Preview of Programming Assignment #2: Lexical Scanner Module

 

Purpose:

To implement an interpreter for our very simple BIOLA language, we need a lexical scanner, which can recognize and divide each statement of a BIOLA program into its individual lexical components (tokens). Later a parser module will call the lexical scanner and rely on the information given by the lexical scanner to do further syntax analysis.

 

General Functionality of the Lexical Scanner Module:

From other modules, users should be able to lexically analyze the BIOLA source program (as a collection of lines of statements like what you have in your editor module) by using the implementation of the lexical scanner module. By looking at the source program, the lexical scanner module should derive the information of (i) for every statement of the source program, a collection of individual tokens (i.e. the basic lexical components) and (ii) for every statement of the source program, the category of these tokens. Users from other modules should be able to get such information back from the lexical scanner module. When requested, the lexical scanner module should also be able to display statement by statement, the individual tokens and their categories in each statement.

 

Sample Executable:

Please download, unzip, and play with this zipped sample executable to get a sense of what the lexical scanner module can accomplish for us.

 

Categories of Tokens:

We’ll use an enumeration type: tokenCategory to encode the category information of each token. Each token should be categorized as one of the following item in tokenCategory.

·                                             KEYWORD                                 // keywords of BIOLA, like function, return, display, read, while, if, else

·                                             ID_NAME                             // identifiers, i.e. names of variables and functions, first character must be a letter and the remaining characters can letters or digits

·                                             ASSIGNMENT_OP              // =, the assignment operator            

·                                             NUMERICAL_OP                        // numerical operators       (such as +, -, *, /, and %)      

·                                             LOGICAL_OP                      // logical operators    (such as &&, | | , ! )       

·                                             RELATIONAL_OP                       // relational operators        (such as >, = =, <, >=, <=, and !=)

·                                             NUMERICAL_LITERAL      // numerical values (such as 2.45)             

·                                             STRING_LITERAL               // string literals (like “Hi Hi”, in a pair of double quotes)

·                                             COLON                                        // end of function title statement (i.e. :)

·                                             SEMICOLON                               // end of statement (i.e. ;)

·                                             COMMA                                       // a comma

·                                             LEFT_PARENTHESIS          // (

·                                             RIGHT_PARENTHESIS       // )

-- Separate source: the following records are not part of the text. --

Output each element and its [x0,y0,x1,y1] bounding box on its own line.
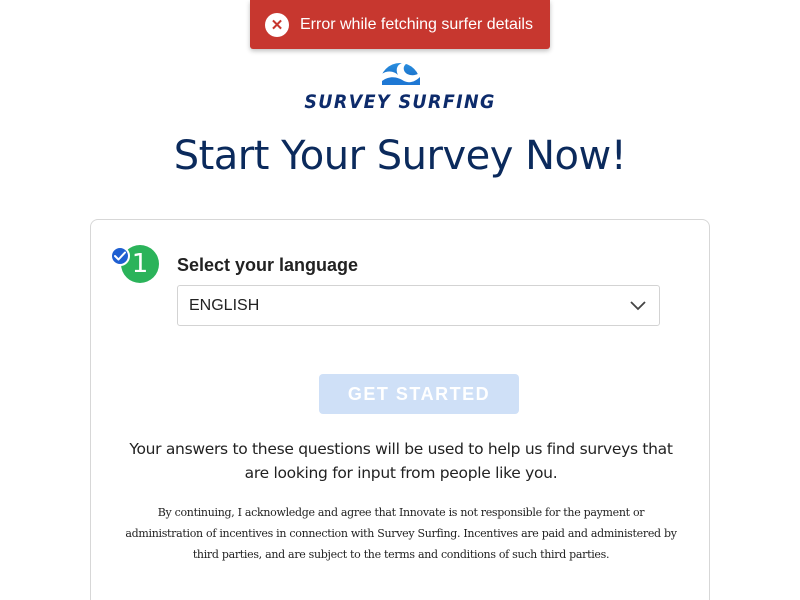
logo: SURVEY SURFING [0,47,800,113]
close-circle-icon[interactable]: ✕ [265,12,289,37]
language-select[interactable]: ENGLISH [177,285,660,326]
wave-icon [378,62,422,85]
logo-text: SURVEY SURFING [304,91,496,113]
checkmark-icon [110,246,130,266]
legal-disclaimer: By continuing, I acknowledge and agree t… [125,506,677,561]
info-text: Your answers to these questions will be … [129,440,673,482]
page: ✕ Error while fetching surfer details SU… [0,0,800,600]
survey-card: 1 Select your language ENGLISH GET START… [90,219,710,600]
language-select-value: ENGLISH [189,296,260,314]
page-title: Start Your Survey Now! [173,133,627,179]
error-message: Error while fetching surfer details [300,15,533,33]
error-toast: ✕ Error while fetching surfer details [250,0,550,49]
get-started-button[interactable]: GET STARTED [319,374,519,414]
chevron-down-icon [630,301,646,311]
language-label: Select your language [177,255,359,275]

·                                             LEFT_CURLYBRACE          // {

·                                             RIGHT_ CURLYBRACE      // }

·                                             COMMENT                          // //

·                                             UKNOWN                            //Everything else

 

 

Data Structures:

As in the Interface module, we use a vector of strings as the data structure to store the source code of a BIOLA program, with each string representing a line of statement. We’ll define and use four types based on the vector class of the C++ standard template library: perLineTokenVector, vectOfTokenVects, perLineCategoryVector, and vectOfCategoryVects to store the information of (i) the tokens of a line, (ii) the tokens of all lines, (iii) the categories of tokens of a line, and (iv) the categories of tokens of all lines respectively.

·        perLineTokenVector: a type for storing the tokens in a line of statement as a vector of strings.

·        vectOfTokenVects: a type for storing the tokens of all lines of statements in the program as a vector of perLineTokenVector objects.

·        perLineCategoryVector: a type for storing the categories of the tokens in a line of statement as a vector of tokenCategory items

·        vectOfTokenVects: a type for storing the categories of the tokens of all statements in the program as a vector of perLineCategoryVector objects.